In her leanest years, she would have qualified for an expanded Medicaid program. But as it is, she has been without health insurance except for a short period when she was working part-time for $8.75 an hour and paying about $100 a month for a limited plan.

Sacripanpe is using a charity-care program to pay for hip surgery next month but would like to be able to have some insurance plan. She would prefer that it come through a job, but she has found it hard to find a full-time one despite deep searching.

"Everyone's under the impression that everyone has a $50,000-a-year job and it's just not true," she said. "There are so many people out there that need health insurance."

Under the Affordable Care Act, the federal government says it would pay all the costs of the expansion from the time it is to launch in 2014 through 2016 and at least 90 percent after that. Further, the federal government would for three years pay the full cost of covering people already on Medicaid — a cost currently shared with the state.

Raymond Castro, the former state human services official who wrote the New Jersey Policy Perspective report, said he believes there will be immediate and lasting savings for the state government, not only because of the larger federal contribution, but also because the state could cut its payments to hospitals that provide charity care to the uninsured. Also, a provision of the federal law would let eligible people be signed up for Medicaid at any time — including at a hospital.

With more people covered, he said, there would be less of a need for those charity-care funds. And that's what makes hospitals a bit apprehensive.

"We've admittedly been delicate with our approach to the issue," said Randy Minniear, a senior vice president at the New Jersey Hospital Association. "By and large, in principle, we do support the concept of expanding Medicaid."

But he said the group wants to make sure the finances work — it has commissioned a study of its own — before advocating it more aggressively.

Doctors have reservations, too.

Mary Campagnolo, president of the Medical Society of New Jersey, said she is concerned that expanding Medicaid will not help with another problem in New Jersey: a shortage of primary care doctors, especially those accepting patients using Medicaid.

"If we were to expand Medicaid without enough access, it's going to be very difficult," she said.

Even a provision of the Affordable Care Act that would more than double Medicaid payments to primary care doctors might not relieve that problem, she said. The bigger payments would be guaranteed for only two years.

There's another, blunter criticism of the expansion: The state would eventually have to pay some of the costs of expanded coverage. A study last year found that the expansion would cost New Jersey nearly $1.5 billion from this year through 2022. And if there are not the promised offsetting savings, taxpayers would have to pick up that bill.
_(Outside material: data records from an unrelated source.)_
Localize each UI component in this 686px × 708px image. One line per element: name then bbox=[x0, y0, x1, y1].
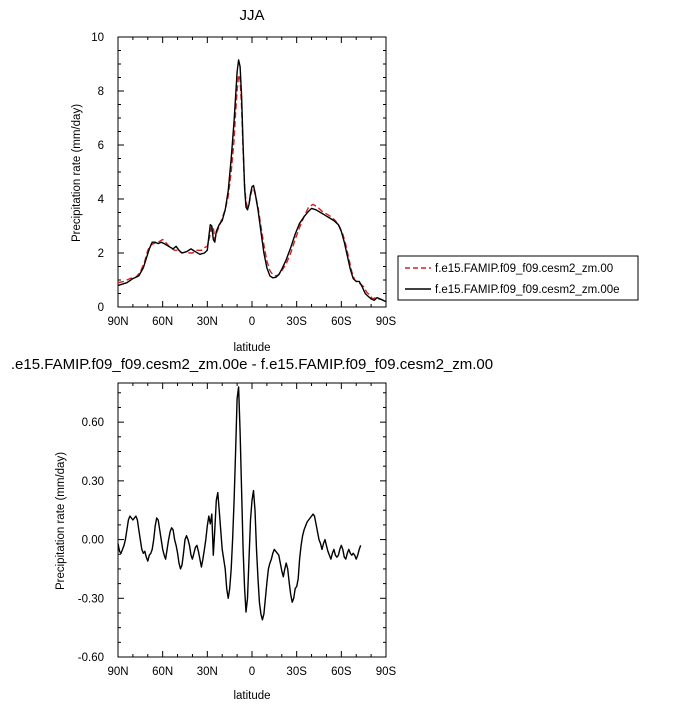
x-tick-label: 90S bbox=[376, 666, 397, 678]
y-tick-label: 0.00 bbox=[82, 535, 104, 547]
x-tick-label: 60N bbox=[152, 316, 173, 328]
y-tick-label: -0.60 bbox=[78, 652, 104, 664]
x-tick-label: 60N bbox=[152, 666, 173, 678]
top-y-axis-label: Precipitation rate (mm/day) bbox=[71, 104, 83, 242]
legend-label-0: f.e15.FAMIP.f09_f09.cesm2_zm.00 bbox=[435, 263, 613, 275]
series-line-0 bbox=[117, 386, 362, 621]
y-tick-label: 4 bbox=[98, 194, 105, 206]
x-tick-label: 60S bbox=[331, 316, 352, 328]
y-tick-label: 0.30 bbox=[82, 476, 104, 488]
y-tick-label: 10 bbox=[91, 32, 104, 44]
y-tick-label: 0.60 bbox=[82, 417, 104, 429]
top-legend: f.e15.FAMIP.f09_f09.cesm2_zm.00 f.e15.FAM… bbox=[397, 255, 639, 301]
x-tick-label: 30N bbox=[197, 316, 218, 328]
legend-label-1: f.e15.FAMIP.f09_f09.cesm2_zm.00e bbox=[435, 284, 620, 296]
top-axes: 90N 60N 30N 0 30S 60S 90S 0 2 4 6 8 10 bbox=[91, 32, 396, 328]
x-tick-label: 0 bbox=[249, 316, 255, 328]
x-tick-label: 30S bbox=[286, 316, 307, 328]
series-line-0 bbox=[117, 74, 387, 303]
x-tick-label: 90N bbox=[107, 666, 128, 678]
x-tick-label: 30S bbox=[286, 666, 307, 678]
bottom-x-axis-label: latitude bbox=[233, 690, 270, 702]
y-tick-label: 0 bbox=[98, 302, 104, 314]
bottom-y-axis-label: Precipitation rate (mm/day) bbox=[55, 452, 67, 590]
legend-box bbox=[397, 255, 639, 301]
y-tick-label: -0.30 bbox=[78, 593, 104, 605]
bottom-panel: .e15.FAMIP.f09_f09.cesm2_zm.00e - f.e15.… bbox=[11, 356, 493, 702]
bottom-axes: 90N 60N 30N 0 30S 60S 90S -0.60 -0.30 0.00 0.30 0.6… bbox=[78, 382, 397, 678]
y-tick-label: 8 bbox=[98, 86, 104, 98]
x-tick-label: 30N bbox=[197, 666, 218, 678]
top-plot-area bbox=[117, 59, 387, 303]
bottom-plot-area bbox=[117, 386, 362, 621]
x-tick-label: 60S bbox=[331, 666, 352, 678]
x-tick-label: 90S bbox=[376, 316, 397, 328]
series-line-1 bbox=[117, 59, 387, 303]
x-tick-label: 90N bbox=[107, 316, 128, 328]
top-panel: JJA latitude Precipitation rate (mm/day)… bbox=[71, 7, 639, 354]
y-tick-label: 6 bbox=[98, 140, 104, 152]
top-x-axis-label: latitude bbox=[233, 342, 270, 354]
bottom-chart-title: .e15.FAMIP.f09_f09.cesm2_zm.00e - f.e15.… bbox=[11, 356, 493, 373]
x-tick-label: 0 bbox=[249, 666, 255, 678]
y-tick-label: 2 bbox=[98, 248, 104, 260]
plot-frame bbox=[117, 36, 387, 308]
top-chart-title: JJA bbox=[239, 7, 264, 24]
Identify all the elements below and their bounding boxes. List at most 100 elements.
And Steve Lonegan, state director of the New Jersey branch of Americans for Prosperity, one of few groups actively campaigning against expanding the entitlement, believes the state, with its history of debt, would not have the discipline to save money any money.

"At some time, people have to suck it up and fend for themselves, just like my grandparents did when they came here from Italy," said Lonegan a former mayor of Bogota and a two-time candidate for governor.